American mobster (born 1964)

John Angelo Gotti (born February 14, 1964) is an American former mobster who was the acting boss of the Gambino crime family from 1992 to 1999. He became acting boss when the boss of the family, his father John Gotti, was sent to prison. The younger Gotti was imprisoned for racketeering in 1999, and between 2004 and 2009 he was a defendant in four racketeering trials, each of which ended in a mistrial. In January 2010, federal prosecutors announced that they would no longer seek to prosecute Gotti for those charges.

==Early life==
John Angelo Gotti was born in Queens, New York City on February 14, 1964, to American mobster John Gotti and Victoria DiGiorgio Gotti, whose father was of Italian descent, and mother was of half-Italian half-Russian (Jewish) ancestry. Gotti was raised in a two-story house in Howard Beach, New York, with his four siblings, which include sisters Victoria Gotti, and Angel, and brothers Frank and Peter. Angelo Ruggiero was his godfather and middle namesake, whom he and his siblings considered an uncle. Gotti attended New York Military Academy in his youth.

After graduating school, Gotti's father helped him start a trucking business, Samson Trucking Company, and after the business failed, helped him get a position in the Carpenters Union.

==Leadership of the Gambino crime family==
According to federal prosecutors, Gotti was inducted into the Gambino crime family on Christmas Eve 1988. According to fellow mobster Michael DiLeonardo who was initiated the same night, Gravano held the ceremony to keep Gotti from being accused of nepotism. He was named a caporegime (captain) in 1990, and is believed to be the youngest captain in the Gambino family's history.

In April 1992, his father, John J. Gotti, received a life sentence for racketeering and related offenses. His father asserted his right to retain his title as boss until his death or retirement, with his brother Peter, as well as Gotti Jr., relaying orders on his behalf.

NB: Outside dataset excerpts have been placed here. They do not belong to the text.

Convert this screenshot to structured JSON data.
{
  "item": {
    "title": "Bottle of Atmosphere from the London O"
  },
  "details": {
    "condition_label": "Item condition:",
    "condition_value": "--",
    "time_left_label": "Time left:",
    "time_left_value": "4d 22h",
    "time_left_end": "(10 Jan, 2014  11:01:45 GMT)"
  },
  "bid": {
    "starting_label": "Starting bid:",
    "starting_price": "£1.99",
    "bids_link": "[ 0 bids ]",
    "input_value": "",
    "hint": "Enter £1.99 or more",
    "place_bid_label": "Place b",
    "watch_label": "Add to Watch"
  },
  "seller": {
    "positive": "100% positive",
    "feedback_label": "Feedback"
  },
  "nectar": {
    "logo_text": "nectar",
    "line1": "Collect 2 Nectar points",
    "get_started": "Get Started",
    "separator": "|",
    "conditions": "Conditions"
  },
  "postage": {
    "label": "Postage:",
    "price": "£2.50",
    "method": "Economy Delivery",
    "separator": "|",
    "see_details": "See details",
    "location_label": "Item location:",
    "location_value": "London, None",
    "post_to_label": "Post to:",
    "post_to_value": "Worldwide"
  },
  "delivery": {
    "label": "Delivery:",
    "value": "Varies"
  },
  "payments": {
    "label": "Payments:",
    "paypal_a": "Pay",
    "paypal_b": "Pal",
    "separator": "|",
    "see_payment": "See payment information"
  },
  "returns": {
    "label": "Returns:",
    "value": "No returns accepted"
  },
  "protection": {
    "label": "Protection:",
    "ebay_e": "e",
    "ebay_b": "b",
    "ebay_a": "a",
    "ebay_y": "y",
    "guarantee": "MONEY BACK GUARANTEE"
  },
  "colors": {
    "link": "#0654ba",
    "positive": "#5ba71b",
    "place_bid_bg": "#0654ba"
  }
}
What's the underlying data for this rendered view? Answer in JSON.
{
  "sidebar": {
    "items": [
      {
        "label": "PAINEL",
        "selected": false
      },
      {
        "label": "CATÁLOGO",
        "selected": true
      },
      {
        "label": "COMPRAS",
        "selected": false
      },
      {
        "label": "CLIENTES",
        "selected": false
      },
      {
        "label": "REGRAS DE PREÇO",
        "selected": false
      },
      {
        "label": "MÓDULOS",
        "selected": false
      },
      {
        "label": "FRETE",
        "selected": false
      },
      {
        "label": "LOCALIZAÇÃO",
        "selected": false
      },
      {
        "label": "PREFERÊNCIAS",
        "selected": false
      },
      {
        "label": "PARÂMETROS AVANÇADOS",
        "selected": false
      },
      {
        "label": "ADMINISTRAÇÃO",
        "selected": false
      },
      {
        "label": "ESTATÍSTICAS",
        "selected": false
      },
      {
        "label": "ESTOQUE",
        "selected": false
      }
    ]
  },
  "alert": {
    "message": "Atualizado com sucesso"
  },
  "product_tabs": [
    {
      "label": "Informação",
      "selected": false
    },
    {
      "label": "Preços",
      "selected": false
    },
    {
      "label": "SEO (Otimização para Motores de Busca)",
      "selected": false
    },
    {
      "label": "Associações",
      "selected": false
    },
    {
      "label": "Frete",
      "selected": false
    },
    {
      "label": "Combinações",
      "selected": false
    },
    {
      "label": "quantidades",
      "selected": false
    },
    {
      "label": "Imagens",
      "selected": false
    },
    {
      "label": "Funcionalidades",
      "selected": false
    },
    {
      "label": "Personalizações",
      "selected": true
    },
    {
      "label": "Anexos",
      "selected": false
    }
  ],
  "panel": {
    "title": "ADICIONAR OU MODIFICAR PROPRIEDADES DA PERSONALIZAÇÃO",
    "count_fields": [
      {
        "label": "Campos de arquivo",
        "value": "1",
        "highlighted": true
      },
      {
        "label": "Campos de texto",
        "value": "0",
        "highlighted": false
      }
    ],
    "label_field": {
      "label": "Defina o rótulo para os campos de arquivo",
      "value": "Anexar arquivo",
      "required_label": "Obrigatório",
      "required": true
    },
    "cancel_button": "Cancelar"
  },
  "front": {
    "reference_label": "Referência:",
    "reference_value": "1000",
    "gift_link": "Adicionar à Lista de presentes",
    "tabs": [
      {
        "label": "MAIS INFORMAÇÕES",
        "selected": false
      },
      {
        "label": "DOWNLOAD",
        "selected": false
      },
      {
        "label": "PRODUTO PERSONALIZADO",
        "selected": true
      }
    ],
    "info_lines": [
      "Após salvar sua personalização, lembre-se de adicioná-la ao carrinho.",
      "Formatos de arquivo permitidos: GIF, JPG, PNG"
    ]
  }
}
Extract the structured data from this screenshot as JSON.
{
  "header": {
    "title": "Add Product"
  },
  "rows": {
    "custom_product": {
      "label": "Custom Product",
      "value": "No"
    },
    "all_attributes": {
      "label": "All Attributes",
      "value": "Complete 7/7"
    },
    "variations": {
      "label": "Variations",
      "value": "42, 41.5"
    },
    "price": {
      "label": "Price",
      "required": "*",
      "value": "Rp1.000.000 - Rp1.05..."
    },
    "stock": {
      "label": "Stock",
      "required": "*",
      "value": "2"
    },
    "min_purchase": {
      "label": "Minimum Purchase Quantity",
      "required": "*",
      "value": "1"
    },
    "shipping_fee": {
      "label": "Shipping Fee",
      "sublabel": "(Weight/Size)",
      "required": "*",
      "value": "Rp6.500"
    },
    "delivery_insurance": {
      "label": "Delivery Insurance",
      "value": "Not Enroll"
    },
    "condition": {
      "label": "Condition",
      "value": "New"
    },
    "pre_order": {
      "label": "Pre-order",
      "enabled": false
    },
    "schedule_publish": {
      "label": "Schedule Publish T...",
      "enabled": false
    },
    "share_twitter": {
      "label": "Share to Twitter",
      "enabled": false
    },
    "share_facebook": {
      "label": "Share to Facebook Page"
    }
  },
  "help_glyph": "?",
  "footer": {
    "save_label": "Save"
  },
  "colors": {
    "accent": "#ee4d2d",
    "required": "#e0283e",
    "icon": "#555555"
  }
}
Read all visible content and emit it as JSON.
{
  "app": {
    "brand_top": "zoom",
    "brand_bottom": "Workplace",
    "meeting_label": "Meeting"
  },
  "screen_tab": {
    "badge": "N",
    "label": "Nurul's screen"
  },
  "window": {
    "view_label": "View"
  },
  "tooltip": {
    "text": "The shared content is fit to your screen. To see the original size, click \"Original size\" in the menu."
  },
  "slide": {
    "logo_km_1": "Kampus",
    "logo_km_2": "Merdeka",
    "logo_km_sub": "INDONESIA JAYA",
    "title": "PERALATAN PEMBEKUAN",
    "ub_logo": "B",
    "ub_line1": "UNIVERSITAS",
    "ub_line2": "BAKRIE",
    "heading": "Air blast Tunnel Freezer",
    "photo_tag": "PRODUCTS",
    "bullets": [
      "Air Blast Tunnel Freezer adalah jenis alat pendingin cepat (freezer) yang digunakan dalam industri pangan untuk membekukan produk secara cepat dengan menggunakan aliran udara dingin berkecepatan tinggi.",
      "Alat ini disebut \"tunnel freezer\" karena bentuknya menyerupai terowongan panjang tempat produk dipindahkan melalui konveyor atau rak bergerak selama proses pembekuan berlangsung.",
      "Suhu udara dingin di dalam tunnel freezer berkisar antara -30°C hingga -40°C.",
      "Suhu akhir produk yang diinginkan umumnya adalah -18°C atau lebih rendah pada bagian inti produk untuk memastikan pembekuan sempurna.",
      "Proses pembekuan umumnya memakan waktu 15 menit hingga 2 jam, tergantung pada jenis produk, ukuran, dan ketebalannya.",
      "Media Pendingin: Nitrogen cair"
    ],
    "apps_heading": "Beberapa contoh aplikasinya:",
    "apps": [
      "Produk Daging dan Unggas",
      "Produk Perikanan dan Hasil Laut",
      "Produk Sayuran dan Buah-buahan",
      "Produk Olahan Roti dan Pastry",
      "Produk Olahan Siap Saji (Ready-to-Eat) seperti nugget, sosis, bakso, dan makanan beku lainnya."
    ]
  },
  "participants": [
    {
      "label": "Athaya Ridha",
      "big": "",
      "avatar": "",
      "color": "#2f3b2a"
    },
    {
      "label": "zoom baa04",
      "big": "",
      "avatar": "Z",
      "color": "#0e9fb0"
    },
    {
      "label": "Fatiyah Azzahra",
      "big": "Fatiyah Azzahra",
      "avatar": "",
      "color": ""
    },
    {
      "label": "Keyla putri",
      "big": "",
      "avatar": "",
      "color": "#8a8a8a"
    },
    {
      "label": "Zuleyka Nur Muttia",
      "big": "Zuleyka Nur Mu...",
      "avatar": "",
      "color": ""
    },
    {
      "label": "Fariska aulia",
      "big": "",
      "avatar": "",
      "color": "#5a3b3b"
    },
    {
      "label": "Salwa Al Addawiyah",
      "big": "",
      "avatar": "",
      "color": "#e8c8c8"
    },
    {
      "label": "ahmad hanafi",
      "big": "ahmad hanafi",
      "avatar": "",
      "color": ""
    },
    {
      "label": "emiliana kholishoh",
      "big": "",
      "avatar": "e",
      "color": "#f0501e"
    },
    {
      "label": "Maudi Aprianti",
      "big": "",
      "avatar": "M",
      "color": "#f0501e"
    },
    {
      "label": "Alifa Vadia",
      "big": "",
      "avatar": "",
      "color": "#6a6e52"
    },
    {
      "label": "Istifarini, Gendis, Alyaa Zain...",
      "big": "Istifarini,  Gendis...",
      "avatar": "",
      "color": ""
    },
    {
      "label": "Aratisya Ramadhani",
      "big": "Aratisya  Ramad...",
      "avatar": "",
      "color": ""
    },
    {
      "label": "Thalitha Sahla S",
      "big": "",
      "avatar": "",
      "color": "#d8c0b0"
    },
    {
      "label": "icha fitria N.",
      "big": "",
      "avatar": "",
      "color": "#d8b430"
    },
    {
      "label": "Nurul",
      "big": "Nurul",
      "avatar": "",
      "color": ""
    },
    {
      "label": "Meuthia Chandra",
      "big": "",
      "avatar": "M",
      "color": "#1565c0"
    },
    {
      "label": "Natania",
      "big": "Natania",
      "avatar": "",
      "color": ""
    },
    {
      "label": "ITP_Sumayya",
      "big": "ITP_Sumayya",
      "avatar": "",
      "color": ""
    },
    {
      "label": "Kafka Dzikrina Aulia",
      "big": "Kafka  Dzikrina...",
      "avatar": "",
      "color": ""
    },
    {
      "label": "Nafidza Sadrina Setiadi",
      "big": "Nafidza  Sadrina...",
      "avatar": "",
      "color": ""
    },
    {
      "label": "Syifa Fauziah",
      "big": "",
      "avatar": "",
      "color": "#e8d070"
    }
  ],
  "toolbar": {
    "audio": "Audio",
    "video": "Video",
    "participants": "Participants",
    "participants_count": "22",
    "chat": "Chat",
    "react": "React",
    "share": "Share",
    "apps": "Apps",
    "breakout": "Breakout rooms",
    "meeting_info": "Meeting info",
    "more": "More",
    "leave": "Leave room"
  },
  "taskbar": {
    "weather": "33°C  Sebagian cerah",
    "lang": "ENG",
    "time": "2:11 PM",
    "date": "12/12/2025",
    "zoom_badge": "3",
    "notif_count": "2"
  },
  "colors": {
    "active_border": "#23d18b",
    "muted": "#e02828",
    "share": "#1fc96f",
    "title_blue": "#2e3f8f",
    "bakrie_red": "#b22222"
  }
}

Remembering how his father had been brought down by FBI bugs, Gotti adopted a more secretive way of doing business. He discussed mob business mainly through "walk-talks," or conversations held while walking alongside trusted captains. He also tried to pose as a legitimate businessman. However, several of his button men didn't think much of him, regarding him as incompetent. He was not nearly as good a negotiator as his father had been, and the Gambinos lost out on several disputes with the other families. The Genovese family was so unimpressed with Gotti that it refused to deal with him at all. In 1995, Charles Carneglia and John Alite were involved in a major conspiracy to murder Gotti.

In a 1997 search of the basement of a property owned by Gotti, the FBI found a typed list of the names of the made members of his organization, as well as $348,700 in cash, a list of the guests who attended his wedding, along with the dollar amount of their wedding gifts (totaling more than $350,000), as well as two handguns. Also found was a list of several men who were inducted into other families in 1991 and 1992; a longstanding rule in the New York Mafia calls for prospective members to be vetted by the other families before being inducted. However, normally these lists are destroyed almost as soon as the inductions take place. The discovery enraged Gotti's father as well as the other bosses, since it put dozens of other mafiosi at risk of government scrutiny. The episode earned him the nickname "Dumbfella" in the New York media.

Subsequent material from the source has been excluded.